News of an alleged attack against actor and musician Jussie Smollett resonated with the congregation whose members sit at the intersection of the groups most vulnerable to hate crimes: black people and queer people.
According to the most recent FBI data, more than 75 percent of reported hate crimes in 2017 were motivated either by race or sexual orientation. And regardless of what actually happened to Smollett, there are very real dangers for black queer people in Chicago and across the country. They were two of at least 26 trans women who were killed in the U.S. in 2018, according to the Human Rights Campaign.
"There are plenty of examples of violence against black bodies that are authentic."
Crimes against transgender people can be tough to track for a number of reasons, including the possible misgendering of the victims, but Pastor Frazier says the first step to addressing these killings is clear:
"We need to lift up their names. We need to speak their names. And we need to talk about the homophobia and the racism which led to their murders in the first place."
They do this by partnering with other organizations to better the lives of Chicago's black queer community.
For example, Lighthouse holds service inside St. Paul's United Church of Christ, a part of a predominantly white Christian denomination.
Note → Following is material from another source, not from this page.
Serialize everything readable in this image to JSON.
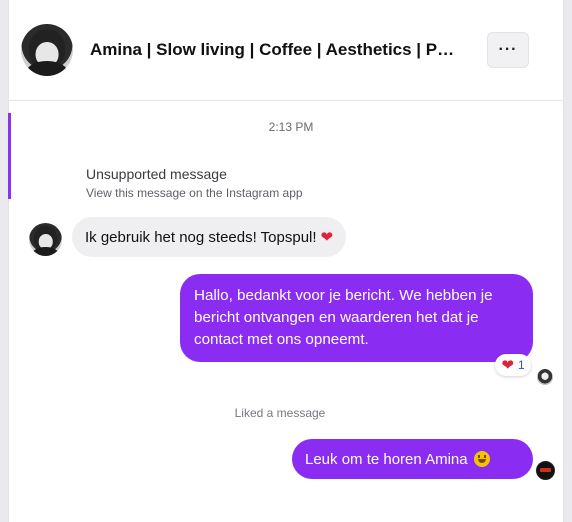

This partnership allows Lighthouse to worship in a safe space while educating the surrounding community on the plight of black Chicagoans.
Here's Pastor Frazier marching alongside St. Paul's members, both bringing awareness of gun violence in Chicago. If you're looking for the intersectionality, consider this: a predominantly white church, a black queer church and an anti-violence group marching together to denounce gun violence.
"I fundamentally believe that we are stronger together."
"I wanted this to be a place of empowerment. I wanted this to be a place where folks experience healing and reconciliation and also where folks whose journey is different than ours could also find refuge and we could work together for mutual progress."